Xanthan Gum Syrup Gel Recipe for Freezer Pack

Ingredients:

• 200 ml or 200 g (~¾ cup) hot water (just under boiling is best for dissolving sugar)
• 200 g (~1 cup) white sugar (1:1 sugar-to-water ratio)
• 0.6 g xanthan gum (≈¼ teaspoon)
• 3–5 g salt (½ to 1 tsp)

Steps:

1. Mix dry ingredients: Combine sugar, xanthan gum, and salt in a large bowl. Stir/mix well.
2. Add hot water: Pour the hot water onto the dry mix and whisk for 30–60 seconds until smooth.
3. Let rest 5–10 min: It will thicken as it cools.
4. Pour into IceCozy cup up to the threads while warm. Exactly 100g (3.5 oz) of solution is perfect in one IceCozy.

How to Get the Best Cooling Performance

• Pre-chill your drink – Start with a can that’s been refrigerated for several hours — the IceCozy is designed to maintain cold, not create it.
• Freeze your IceCozy solid – Let it freeze overnight for best results. The syrup-based gel stays colder longer than regular ice. Freeze several so you have more standing by when needed.
• Assemble just before use – Place the frozen IceCozy inside the DrinkColder and drop your can in.
• Keep it out of the sun – Use the DrinkColder to create additional insulation and shade your beverage from the sun. For even greater effect, keep the DrinkColder out of the direct sun.
• Don’t open it often – Every time you lift the can, you let warmth in — keep it sealed when not sipping.

IMPORTANT:

This method of keeping your beverage cool depends entirely on starting with a refrigerated drink. The IceCozy contains about 100 ml of syrup, while a 12 fl oz beverage holds approximately 355 ml of liquid. That gives the IceCozy about 8,000 J of thermal capacity compared to the drink’s 20,800 J. In other words, it’s not designed to chill a warm beverage — only to help keep a cold one cold for longer.

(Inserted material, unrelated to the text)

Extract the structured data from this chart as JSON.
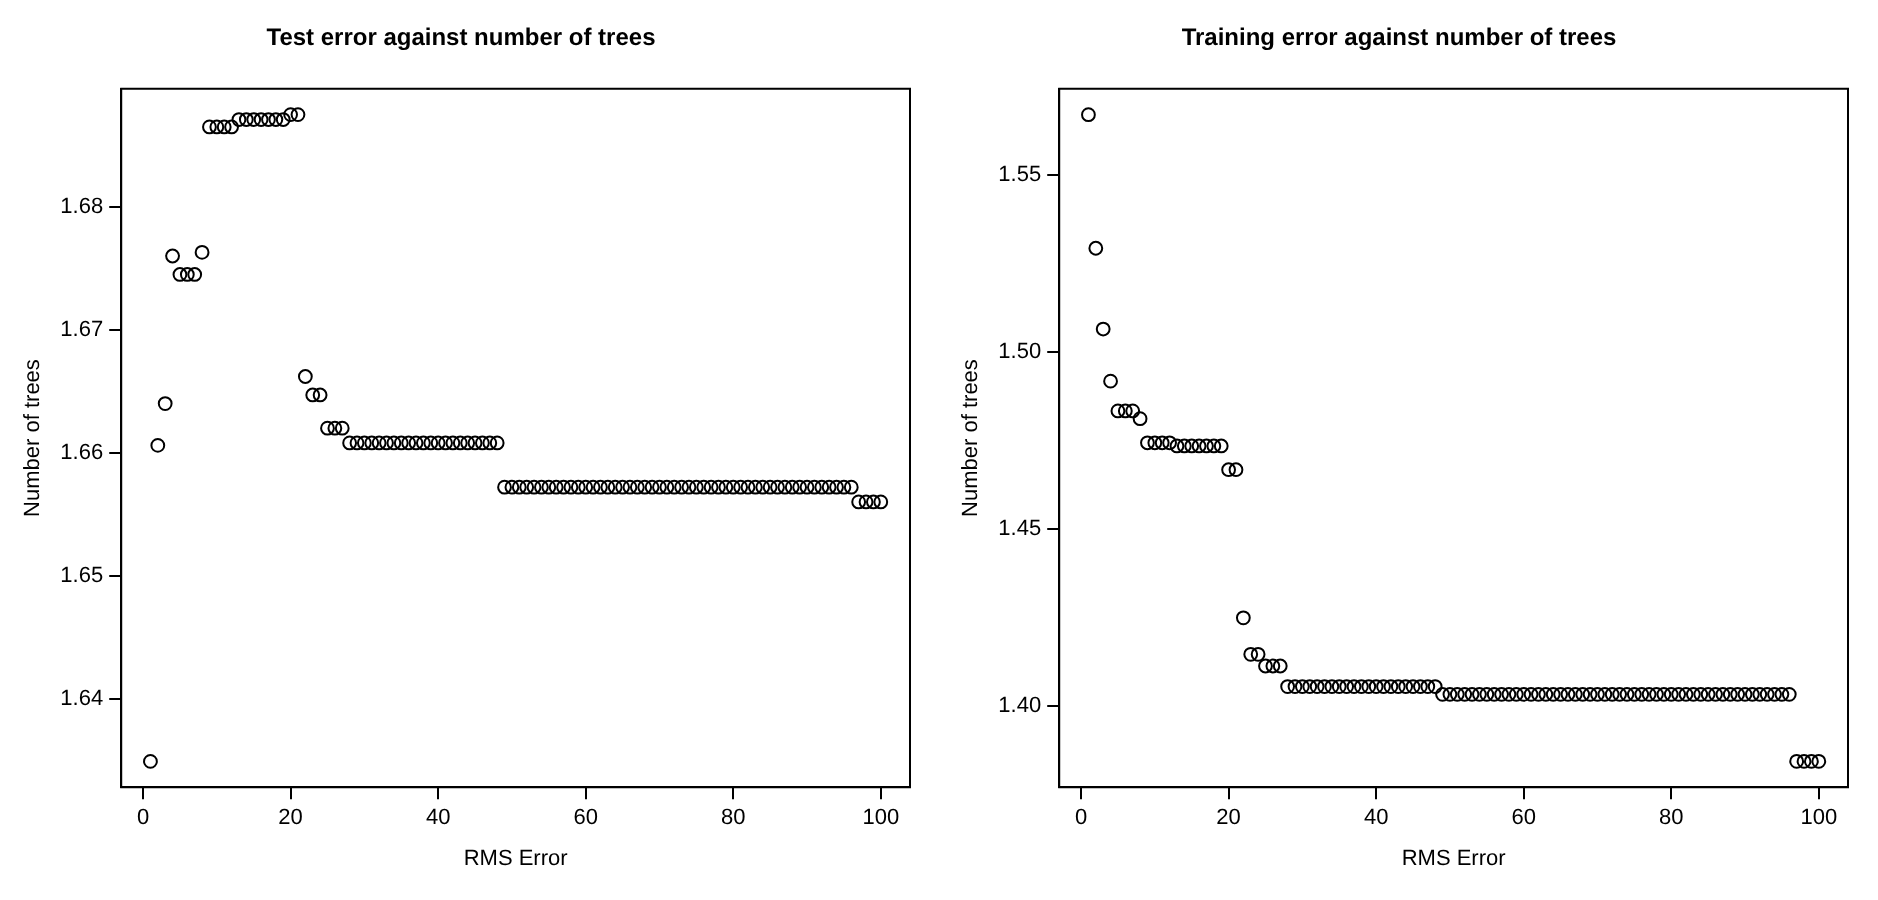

Freezing the IceCozy means -18c (freezer temperature).

Print Settings

Functional designs (such as this one) generally require more strength than non-functional designs and more strength than the typical default slicer settings provide, so please review your slicer settings carefully.

In order to make these parts more likely to retain water, please set the Flow Rate to 103% in your slicer. If needed, you can go higher up to 105%.

This product was designed for a 0.4mm nozzle, a 0.2mm layer height. For best results I suggest the following:

Assembly Notes

There is not too much to say about assembly. Make your solution, and while it is still warm, pour it into the IceCozy cup. I have included a design for a funnel to help with this process but you could also use a squeeze bottle.

Fill the solution up to the threads. You do not need to leave headspace beyond that as there is a gap in the lid.

It can be very beneficial to apply some lubricant or cooking oil on the threads of the lid before screwing it into place.